Primary LanguageJava

Senior-Project

This is my senior project for running sentiment analysis on commit messages for Jira projects. This package includes the code that I wrote for obtaining the data from Jira to run the analysis.

There were a few APIs that I tried out for querying Jira, but JRJC (Jira REST Java Client) was the one that worked best for me. It is a bit wonky and weird to use, but I was able to get it work well enough.

All the magic happens in JRJC.java and SSWrapper.java. Here's a walkthrough of the code:

setup()

The setup() method sets up the Jira client and creates a new CSV file to dump the data. Notice that the createWithBasicHttpAuthentication() call requires your Jira username and password. If you don't have a Jira account, signing up is free and easy.
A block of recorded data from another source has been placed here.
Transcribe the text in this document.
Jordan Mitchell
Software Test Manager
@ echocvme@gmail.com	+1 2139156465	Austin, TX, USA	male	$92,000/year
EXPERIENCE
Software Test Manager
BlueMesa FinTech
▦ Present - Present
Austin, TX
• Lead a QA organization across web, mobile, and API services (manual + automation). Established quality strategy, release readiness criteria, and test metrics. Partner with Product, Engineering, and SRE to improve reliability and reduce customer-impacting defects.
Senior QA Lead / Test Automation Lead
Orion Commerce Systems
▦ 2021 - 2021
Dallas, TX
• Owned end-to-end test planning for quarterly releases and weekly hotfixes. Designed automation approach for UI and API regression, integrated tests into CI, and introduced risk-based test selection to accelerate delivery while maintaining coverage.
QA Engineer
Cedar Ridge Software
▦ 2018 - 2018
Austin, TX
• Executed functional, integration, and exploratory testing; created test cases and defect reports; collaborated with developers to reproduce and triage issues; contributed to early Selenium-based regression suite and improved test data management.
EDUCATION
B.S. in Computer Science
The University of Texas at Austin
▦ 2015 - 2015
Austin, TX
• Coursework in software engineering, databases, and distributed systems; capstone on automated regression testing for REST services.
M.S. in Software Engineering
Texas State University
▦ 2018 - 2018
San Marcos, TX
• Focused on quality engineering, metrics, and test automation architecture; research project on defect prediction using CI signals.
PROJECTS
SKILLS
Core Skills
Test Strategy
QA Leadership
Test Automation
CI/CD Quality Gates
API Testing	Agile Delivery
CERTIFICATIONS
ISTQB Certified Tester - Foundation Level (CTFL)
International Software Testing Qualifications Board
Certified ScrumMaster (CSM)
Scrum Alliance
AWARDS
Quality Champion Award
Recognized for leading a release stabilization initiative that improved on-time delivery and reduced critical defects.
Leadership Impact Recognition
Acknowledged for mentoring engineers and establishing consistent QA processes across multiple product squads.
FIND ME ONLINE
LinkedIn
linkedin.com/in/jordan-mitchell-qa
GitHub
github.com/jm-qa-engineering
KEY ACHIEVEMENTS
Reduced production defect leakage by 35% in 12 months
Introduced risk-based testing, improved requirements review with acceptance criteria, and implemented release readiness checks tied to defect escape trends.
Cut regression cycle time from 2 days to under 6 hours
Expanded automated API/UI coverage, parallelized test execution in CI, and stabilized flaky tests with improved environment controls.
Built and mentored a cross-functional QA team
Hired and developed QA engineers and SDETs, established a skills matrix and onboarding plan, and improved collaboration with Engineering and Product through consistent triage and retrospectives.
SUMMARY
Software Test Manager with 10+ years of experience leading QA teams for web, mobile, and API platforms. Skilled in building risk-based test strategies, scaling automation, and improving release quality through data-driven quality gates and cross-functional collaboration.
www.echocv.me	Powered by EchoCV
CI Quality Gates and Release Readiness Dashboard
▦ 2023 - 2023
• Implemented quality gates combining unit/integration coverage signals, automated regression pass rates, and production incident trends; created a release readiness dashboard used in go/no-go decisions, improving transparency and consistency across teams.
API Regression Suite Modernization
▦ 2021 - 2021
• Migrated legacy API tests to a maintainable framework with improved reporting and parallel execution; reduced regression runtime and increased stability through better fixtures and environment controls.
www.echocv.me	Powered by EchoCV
I used CSVPrinter to print the data to a csv file. This example outputs the data to a file called sample.csv.

main()

main() will search Jira with a JQL (Jira Query Language) search. The code right now asks for the first 1000 issues for project HADOOP.

runSearch()

runSearch() will take each issue returned by the search, use the issueClient to obtain more information about it, and then write the info to the CSV. The code is pretty self-explanatory -- I had to write a bit of logic to format the data so that it would be easier to read in the CSV, but that's about it. The csvPrinter.flush() call will write to the CSV after each individual issue has been analyzed.

sentiment scores

runSearch() makes two calls to ssWrapper, a helper class I made for calling the sentiment analysis library. In the SSWrapper constructor, SentiStrength has to be initialized and you'll have to provide the path to where the SentiStrength data files are located. The process method will process the inputted text and prepare it for scoring. The compute call will actually compute the scores. Look here for more information about the sentiment analysis library. That page includes a word document that explains how to use the Java library.

General Guidance

This code isn't perfect, but it got the job done for me. The most annoying part, by far, was how inconsistent JRJC would be for me. Sometimes I would be able to query for 1000 issues and it would finish within 7-8 minutes, yet other times it would take 20+ minutes and not even finish 200. There isn't much information for this library online and the error messages were quite cryptic, so I thought it was easier just to deal with the annoyances rather than look into fully resolving the issues. It's possible that the service doesn't like receiving such a large number of requests at once, causing it to error out. Anyway, if further investigation is needed, there are a lot of messages being logged that can be looked into.